Sartis se consolaba con Calmine de no haberle podido poner las manos encima a Laüme.

– ¿Quién es esa perra para que me la niegues? -le preguntaba a menudo a la decidora de la buena ventura-. ¿Cuándo me la dejarás por fin?

– Aprendo de ella más cada día -contestó la muchacha ajustándose el corsé y alisando sus enaguas-. Y cuanto más aprendo, menos ganas tengo de cedértela.

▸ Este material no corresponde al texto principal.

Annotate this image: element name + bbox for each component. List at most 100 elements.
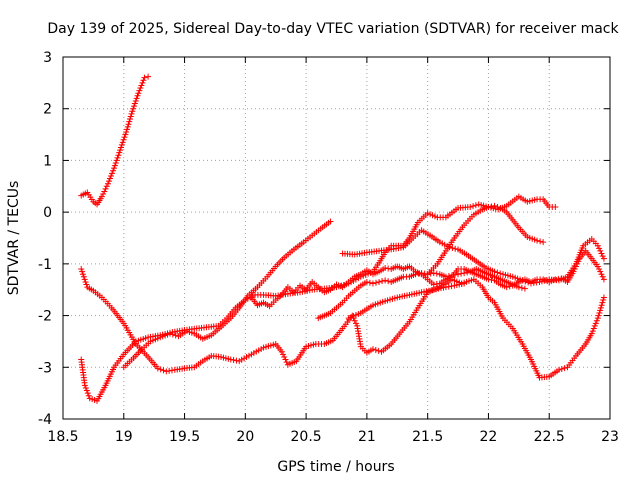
data-point-sample <box>445 283 452 290</box>
data-point-sample <box>488 276 495 283</box>
data-point-sample <box>488 203 495 210</box>
data-point-sample <box>449 244 456 251</box>
data-point <box>485 203 492 210</box>
data-point-sample <box>497 270 504 277</box>
data-point-sample <box>372 347 379 354</box>
data-point-sample <box>597 304 604 311</box>
data-point <box>363 278 370 285</box>
y-tick-label: -3 <box>38 360 52 376</box>
data-point-sample <box>452 271 459 278</box>
x-tick-label: 19 <box>115 429 133 445</box>
data-point-sample <box>79 271 86 278</box>
data-point-sample <box>117 144 124 151</box>
data-point-sample <box>137 85 144 92</box>
data-point <box>515 284 522 291</box>
plot-frame <box>62 56 611 420</box>
data-point <box>117 147 124 154</box>
data-point-sample <box>101 188 108 195</box>
data-point-sample <box>168 367 175 374</box>
data-point-sample <box>123 126 130 133</box>
data-point-sample <box>107 175 114 182</box>
y-tick-label: -2 <box>38 309 52 325</box>
data-point-sample <box>124 123 131 130</box>
data-point-sample <box>561 365 568 372</box>
data-point-sample <box>352 320 359 327</box>
data-point-sample <box>120 136 127 143</box>
x-tick-label: 19.5 <box>169 429 200 445</box>
data-point-sample <box>472 202 479 209</box>
data-point-sample <box>591 322 598 329</box>
data-point-sample <box>110 167 117 174</box>
data-point-sample <box>445 273 452 280</box>
data-point <box>78 266 85 273</box>
data-point <box>135 90 142 97</box>
data-point-sample <box>373 279 380 286</box>
data-point <box>540 239 547 246</box>
data-point <box>145 73 152 80</box>
data-point-sample <box>379 278 386 285</box>
data-point <box>442 273 449 280</box>
data-point <box>600 276 607 283</box>
data-point-sample <box>599 299 606 306</box>
data-point-sample <box>600 297 607 304</box>
data-point-sample <box>537 238 544 245</box>
data-point-sample <box>283 359 290 366</box>
series-arc-9 <box>345 280 468 322</box>
data-point-sample <box>458 270 465 277</box>
data-point-sample <box>132 97 139 104</box>
series-arc-7 <box>339 227 607 287</box>
data-point-sample <box>233 357 240 364</box>
data-point <box>594 315 601 322</box>
data-point <box>461 280 468 287</box>
y-tick-label: 1 <box>43 153 52 169</box>
data-point-sample <box>127 113 134 120</box>
data-point <box>430 281 437 288</box>
data-point-sample <box>118 141 125 148</box>
x-tick-label: 22 <box>480 429 498 445</box>
series-arc-2 <box>78 193 559 404</box>
data-point-sample <box>452 245 459 252</box>
data-point-sample <box>109 170 116 177</box>
chart-title: Day 139 of 2025, Sidereal Day-to-day VTE… <box>47 21 619 37</box>
data-point <box>534 237 541 244</box>
data-point-sample <box>494 269 501 276</box>
data-point-sample <box>385 265 392 272</box>
y-tick-label: 2 <box>43 102 52 118</box>
data-point-sample <box>108 172 115 179</box>
series-arc-3 <box>78 266 607 381</box>
data-point <box>555 366 562 373</box>
data-point <box>123 128 130 135</box>
data-point-sample <box>427 270 434 277</box>
data-point-sample <box>597 307 604 314</box>
data-point <box>278 348 285 355</box>
y-axis-label: SDTVAR / TECUs <box>6 181 22 296</box>
data-point-sample <box>597 268 604 275</box>
data-point <box>227 356 234 363</box>
data-point-sample <box>83 387 90 394</box>
x-axis-label: GPS time / hours <box>277 459 394 475</box>
data-point-sample <box>111 162 118 169</box>
data-point <box>519 277 526 284</box>
data-point-sample <box>415 270 422 277</box>
data-point <box>527 280 534 287</box>
data-point-sample <box>448 283 455 290</box>
data-point-sample <box>525 279 532 286</box>
data-point-sample <box>122 131 129 138</box>
data-point <box>455 271 462 278</box>
data-point-sample <box>593 317 600 324</box>
data-point-sample <box>533 279 540 286</box>
data-point-sample <box>131 103 138 110</box>
x-tick-label: 21.5 <box>412 429 443 445</box>
data-point-sample <box>169 331 176 338</box>
data-point-sample <box>134 92 141 99</box>
data-point-sample <box>596 309 603 316</box>
data-point <box>98 193 105 200</box>
data-point-sample <box>103 183 110 190</box>
data-point-sample <box>596 266 603 273</box>
data-point-sample <box>595 312 602 319</box>
data-point-sample <box>130 105 137 112</box>
data-point-sample <box>80 273 87 280</box>
data-point <box>327 218 334 225</box>
data-point <box>163 368 170 375</box>
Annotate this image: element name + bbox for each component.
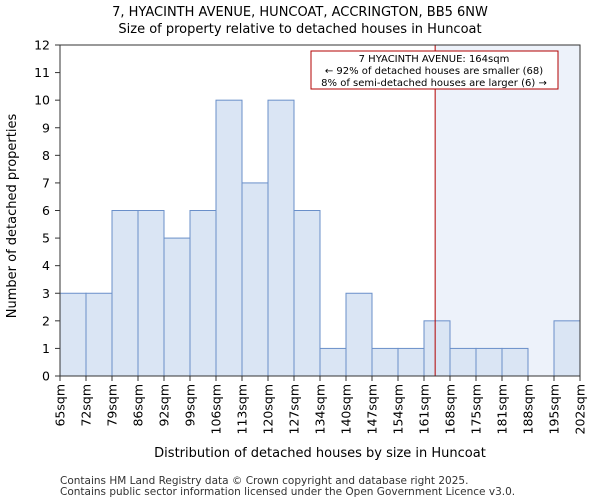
x-tick-label: 154sqm — [391, 384, 406, 434]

Aunque Calmine era una buena acróbata, como puta sólo era pasable. Cuando los hombres venían a ella, se contentaba con mostrarles brevemente su cuerpo moreno y se tendía a esperar que terminaran su faena, con la mente en otros asuntos. En cuanto a sus poderes de adivina, eran totalmente inventados, aunque la ayudaban a sobrevivir en un mundo que no ahorraba dolores ni humillaciones a las mujeres débiles. Calmine también se había forjado talentos de hechicera para protegerse de no pocas codicias. Llevaba alrededor del cuello un collar hecho de cráneos de roedores y de pájaros; ponía expresiones de sombría connivencia con los fantasmas y los duendes; trazaba pentáculos en el aire en dirección a aquellos que la miraban de través y contaba mil fantasías a los ingenuos que le confiaban la palma de la mano. Sin embargo, aunque su magia era ficticia, su instinto era certero. Desde que vio a Laüme supo que aquélla no era una muchacha corriente y que merecía que se la ayudara. En el secreto de su carreta entoldada, Calmine le enseñó con paciencia a recuperar el habla. El día en que la caravana llegaba a las laderas de los Alpes, Laüme había recobrado casi por completo el don de la palabra gracias a ella. Con la palabra, también había vuelto la memoria.